Questions: There are 192 cars in a mall parking lot. Bill is looking for his 5 friends' cars. If Bill randomly chooses 5 cars, what are the odds that those 5 cars belong to his friends? Select the correct answer below: 5:187 5:192 192: 187 7:187

Solution Steps

Bill is looking for 5 of his friends' cars. There is only 1 way to choose all 5 of his friends' cars out of 5 cars.

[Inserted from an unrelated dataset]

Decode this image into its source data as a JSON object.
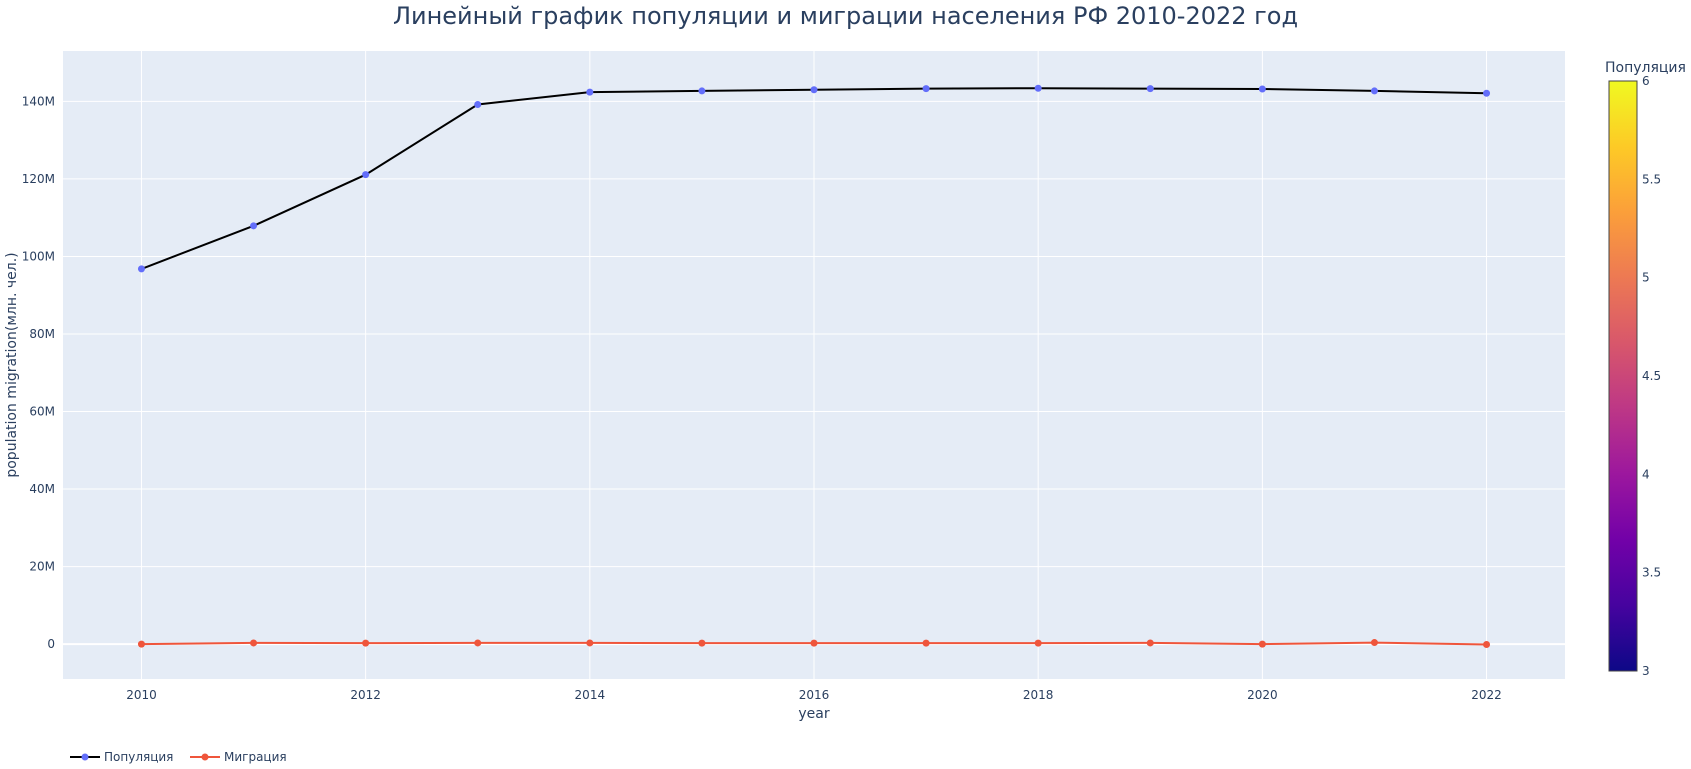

The total number of ways to choose 5 cars from 192 is given by the combination formula: ¹⁹²C₅ = 192! / (5! * 187!) = 1,689,461,712

The odds are the ratio of successful outcomes to unsuccessful outcomes. The number of successful outcomes is the number of ways to choose the 5 friend's cars, which is 1. The number of unsuccessful outcomes is the number of ways to choose 5 cars that are not his friends' cars.

Total ways to pick any 5 cars: 1,689,461,712

Ways to pick his friend's 5 cars: 1

Ways to pick 5 cars that are not his friend's cars: 1,689,461,712 - 1 = 1,689,461,711

So the odds are 1 : 1,689,461,711 which simplifies to approximately 1 : 1689461711.

However, the provided options seem to have an incorrect calculation for combinations as none of the provided options is correct. Out of the options provided, 5:187 is the closest answer as it represents the number of friend's cars (5) versus the number of cars that don't belong to his friends if 5 were chosen (192-5=187)

Final Answer: 5:187 (closest option provided. The actual odds are approximately 1:1,689,461,711.)